Сара Шило - Гномы к нам на помощь не придут
— На меня, — говорит, — в конторе давят.
— Не волнуйся, — отвечаю. — Просто у папы сейчас много работы. Как только он освободится, сразу заплатит. Примерно через месяц. Ну, самое большее — через два.
Я не боюсь, что за это время мою квартиру продадут кому-нибудь другому. Яфит сказала, что ее продадут в самую последнюю очередь. Это ведь квартира-образец.
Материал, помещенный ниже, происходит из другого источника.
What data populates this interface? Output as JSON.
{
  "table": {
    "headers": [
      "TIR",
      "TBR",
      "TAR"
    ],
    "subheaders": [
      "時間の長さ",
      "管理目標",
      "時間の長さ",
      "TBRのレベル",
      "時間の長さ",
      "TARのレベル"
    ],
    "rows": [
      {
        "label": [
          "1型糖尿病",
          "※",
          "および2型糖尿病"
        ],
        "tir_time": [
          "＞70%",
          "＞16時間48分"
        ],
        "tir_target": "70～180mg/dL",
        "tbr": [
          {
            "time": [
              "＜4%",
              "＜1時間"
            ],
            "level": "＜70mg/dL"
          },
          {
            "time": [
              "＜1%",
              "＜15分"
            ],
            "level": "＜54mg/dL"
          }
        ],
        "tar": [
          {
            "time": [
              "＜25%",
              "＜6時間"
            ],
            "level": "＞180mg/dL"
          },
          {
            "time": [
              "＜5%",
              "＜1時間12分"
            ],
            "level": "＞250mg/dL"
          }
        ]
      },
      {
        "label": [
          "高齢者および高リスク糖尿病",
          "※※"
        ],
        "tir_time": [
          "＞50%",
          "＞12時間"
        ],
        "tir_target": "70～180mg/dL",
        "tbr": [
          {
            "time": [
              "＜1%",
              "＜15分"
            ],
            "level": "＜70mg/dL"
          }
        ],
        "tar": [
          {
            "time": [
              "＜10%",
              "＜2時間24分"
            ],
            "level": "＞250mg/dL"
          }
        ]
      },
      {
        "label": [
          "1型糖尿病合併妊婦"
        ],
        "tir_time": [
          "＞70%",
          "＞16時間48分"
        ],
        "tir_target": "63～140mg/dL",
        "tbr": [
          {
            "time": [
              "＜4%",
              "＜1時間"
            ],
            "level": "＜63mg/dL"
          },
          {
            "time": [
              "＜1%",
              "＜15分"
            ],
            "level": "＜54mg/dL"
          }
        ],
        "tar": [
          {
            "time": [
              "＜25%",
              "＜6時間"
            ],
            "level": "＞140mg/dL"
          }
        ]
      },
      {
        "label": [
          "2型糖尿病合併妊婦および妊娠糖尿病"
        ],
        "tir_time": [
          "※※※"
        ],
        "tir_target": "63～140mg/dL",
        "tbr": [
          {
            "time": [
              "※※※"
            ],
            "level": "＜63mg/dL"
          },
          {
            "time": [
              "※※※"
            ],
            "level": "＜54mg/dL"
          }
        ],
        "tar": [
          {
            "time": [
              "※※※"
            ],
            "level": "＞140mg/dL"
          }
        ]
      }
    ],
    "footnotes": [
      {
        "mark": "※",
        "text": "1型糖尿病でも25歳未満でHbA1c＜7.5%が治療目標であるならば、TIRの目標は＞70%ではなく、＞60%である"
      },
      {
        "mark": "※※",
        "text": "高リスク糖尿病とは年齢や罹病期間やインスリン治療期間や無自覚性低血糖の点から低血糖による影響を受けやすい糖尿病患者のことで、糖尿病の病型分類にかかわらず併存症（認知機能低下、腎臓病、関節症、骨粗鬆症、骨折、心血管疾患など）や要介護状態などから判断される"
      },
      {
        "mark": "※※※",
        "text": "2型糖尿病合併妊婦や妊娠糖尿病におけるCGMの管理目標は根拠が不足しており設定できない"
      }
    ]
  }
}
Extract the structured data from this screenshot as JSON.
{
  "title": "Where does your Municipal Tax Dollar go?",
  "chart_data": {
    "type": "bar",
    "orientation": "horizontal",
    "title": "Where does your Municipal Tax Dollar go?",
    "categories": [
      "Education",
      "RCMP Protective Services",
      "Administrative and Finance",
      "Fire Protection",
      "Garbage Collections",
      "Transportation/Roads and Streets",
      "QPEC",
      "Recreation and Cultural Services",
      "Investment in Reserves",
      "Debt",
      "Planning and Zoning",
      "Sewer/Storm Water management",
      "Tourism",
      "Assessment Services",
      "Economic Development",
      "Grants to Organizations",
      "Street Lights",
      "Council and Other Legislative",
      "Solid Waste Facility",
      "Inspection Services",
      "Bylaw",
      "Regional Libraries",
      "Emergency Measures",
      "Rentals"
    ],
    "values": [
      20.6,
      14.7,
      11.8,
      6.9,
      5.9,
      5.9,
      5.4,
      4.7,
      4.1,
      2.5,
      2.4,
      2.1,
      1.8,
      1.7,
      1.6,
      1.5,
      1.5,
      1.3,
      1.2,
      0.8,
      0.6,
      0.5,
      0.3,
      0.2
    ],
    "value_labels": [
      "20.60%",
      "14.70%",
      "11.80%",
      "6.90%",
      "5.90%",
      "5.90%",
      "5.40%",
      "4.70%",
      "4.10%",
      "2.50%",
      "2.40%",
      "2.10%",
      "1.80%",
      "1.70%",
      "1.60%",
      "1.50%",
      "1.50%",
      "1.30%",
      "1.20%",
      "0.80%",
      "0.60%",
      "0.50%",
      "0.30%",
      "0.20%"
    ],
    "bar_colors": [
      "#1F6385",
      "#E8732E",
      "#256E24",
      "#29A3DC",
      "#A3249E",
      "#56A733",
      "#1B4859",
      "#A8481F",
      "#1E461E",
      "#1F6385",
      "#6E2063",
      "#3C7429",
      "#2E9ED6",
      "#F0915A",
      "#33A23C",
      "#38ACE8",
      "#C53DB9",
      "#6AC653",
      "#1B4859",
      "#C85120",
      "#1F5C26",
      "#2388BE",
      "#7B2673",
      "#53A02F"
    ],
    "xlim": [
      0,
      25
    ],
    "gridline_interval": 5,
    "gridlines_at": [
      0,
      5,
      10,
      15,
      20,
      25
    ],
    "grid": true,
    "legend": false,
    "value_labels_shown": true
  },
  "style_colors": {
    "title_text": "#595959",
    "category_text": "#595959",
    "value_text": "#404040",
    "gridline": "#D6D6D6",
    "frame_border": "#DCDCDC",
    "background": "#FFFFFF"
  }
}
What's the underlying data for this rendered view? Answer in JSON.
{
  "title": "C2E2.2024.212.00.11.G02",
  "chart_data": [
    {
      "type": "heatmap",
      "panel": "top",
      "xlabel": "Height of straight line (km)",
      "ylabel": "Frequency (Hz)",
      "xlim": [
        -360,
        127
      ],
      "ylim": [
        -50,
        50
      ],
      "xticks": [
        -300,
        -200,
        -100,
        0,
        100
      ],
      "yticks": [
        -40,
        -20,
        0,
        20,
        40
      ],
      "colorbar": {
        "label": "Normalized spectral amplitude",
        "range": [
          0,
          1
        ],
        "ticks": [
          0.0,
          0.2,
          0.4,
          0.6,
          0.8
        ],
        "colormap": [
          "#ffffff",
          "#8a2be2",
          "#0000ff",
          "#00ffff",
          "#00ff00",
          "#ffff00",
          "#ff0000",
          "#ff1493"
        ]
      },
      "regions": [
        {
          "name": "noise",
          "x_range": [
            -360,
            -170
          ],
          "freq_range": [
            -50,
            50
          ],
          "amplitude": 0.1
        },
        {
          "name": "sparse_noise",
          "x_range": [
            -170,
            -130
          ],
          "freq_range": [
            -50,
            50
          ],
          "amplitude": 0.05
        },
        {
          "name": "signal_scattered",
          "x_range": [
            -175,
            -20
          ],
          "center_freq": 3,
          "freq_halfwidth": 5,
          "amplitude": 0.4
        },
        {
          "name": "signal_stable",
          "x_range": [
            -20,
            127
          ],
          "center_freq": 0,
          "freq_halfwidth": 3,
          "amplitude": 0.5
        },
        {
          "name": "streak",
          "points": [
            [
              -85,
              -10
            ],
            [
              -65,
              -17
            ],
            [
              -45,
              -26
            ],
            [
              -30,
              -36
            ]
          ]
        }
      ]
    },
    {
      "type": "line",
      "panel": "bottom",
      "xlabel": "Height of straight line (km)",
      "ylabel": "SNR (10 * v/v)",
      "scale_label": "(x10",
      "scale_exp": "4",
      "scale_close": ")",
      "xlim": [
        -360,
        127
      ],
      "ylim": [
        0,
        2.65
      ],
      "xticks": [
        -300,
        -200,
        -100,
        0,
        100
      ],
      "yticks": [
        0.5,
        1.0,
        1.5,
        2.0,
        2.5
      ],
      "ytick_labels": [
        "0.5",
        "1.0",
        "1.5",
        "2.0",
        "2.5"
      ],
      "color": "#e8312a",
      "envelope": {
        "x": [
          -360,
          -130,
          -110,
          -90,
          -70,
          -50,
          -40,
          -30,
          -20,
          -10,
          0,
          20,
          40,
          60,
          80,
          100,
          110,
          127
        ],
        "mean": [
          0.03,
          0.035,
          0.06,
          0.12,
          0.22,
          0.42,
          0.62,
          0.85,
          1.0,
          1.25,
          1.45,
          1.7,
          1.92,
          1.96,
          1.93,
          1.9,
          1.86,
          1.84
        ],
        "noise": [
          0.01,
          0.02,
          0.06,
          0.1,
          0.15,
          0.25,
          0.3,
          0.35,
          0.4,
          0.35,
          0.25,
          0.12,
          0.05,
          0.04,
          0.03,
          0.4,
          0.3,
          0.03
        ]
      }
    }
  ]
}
Постояв в дверях комнаты, где лежит Яфит, я вхожу, она встает, чмокает меня в щеку, и мы идем на кухню. Она поит меня кофе и расспрашивает, как у меня дела на работе.
Я всегда ей что-нибудь привожу — цветы, например, или какие-нибудь красивые фрукты, — и она всегда этому радуется. Вываливает старые фрукты из тарелки на столе и кладет вместо них мои, а цветы ставит в вазу.
Перед тем как мы с ней уходим, я иду в ванную комнату и смотрю на себя в зеркало — проверяю, какое у меня выражение лица. По правде говоря, пока что мне хвастаться нечем. Не то выражение, не то. Не соответствует оно пока еще моей клятве.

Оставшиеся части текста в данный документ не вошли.